PALMA | EFE
Iscomar ha presentado un concurso voluntario de acreedores pendiente de aprobación judicial y que se debe a las «pérdidas importantes y endeudamiento» que acumula la naviera, si bien ha señalado que se trata de un concurso «de continuidad, no de cierre».
En un comunicado, la compañía explica que la crisis ha afectado «duramente y con gran intensidad en Balears al transporte de mercancías y pasajeros, lo que, unido al aumento del coste del combustible en 2008, ha generado pérdidas importantes y endeudamiento». Sin embargo, indica que a pesar del concurso voluntario –que espera sea aprobado «en breve»–, la compañía sigue navegando y ya tiene definida su programación de otoño e invierno en las líneas entre la Península y Balears.

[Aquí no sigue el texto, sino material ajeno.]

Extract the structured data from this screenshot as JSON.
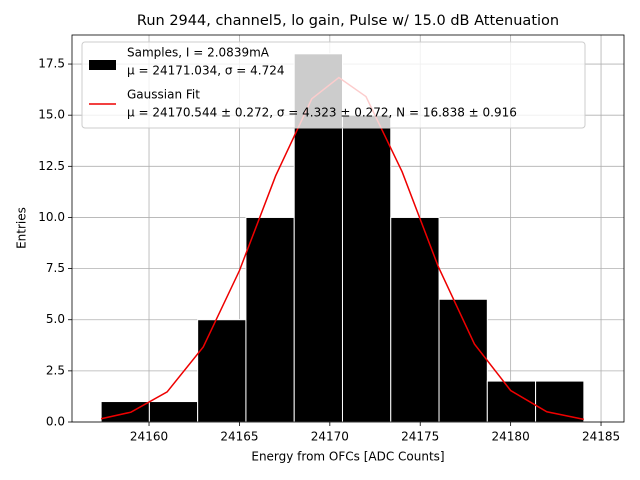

Para hacer frente a la situación que atraviesa, la naviera ha elaborado un plan de viabilidad centrado en tres pilares: mantener el volumen de negocio en las líneas rentables y cerrar las deficitarias, lo que conllevará la retirada de esos barcos; reducir costes estructurales y operativos, especialmente en los puertos de Barcelona y Valencia, y reestructurar la deuda con los acreedores. Según la nota, el plan contempla el mantenimiento de todo el empleo «compatible con la rentabilidad» y la compañía garantiza «prácticamente la mayor parte del empleo actual», tal y como, añade el comunicado, se ha informado a los representantes sindicales.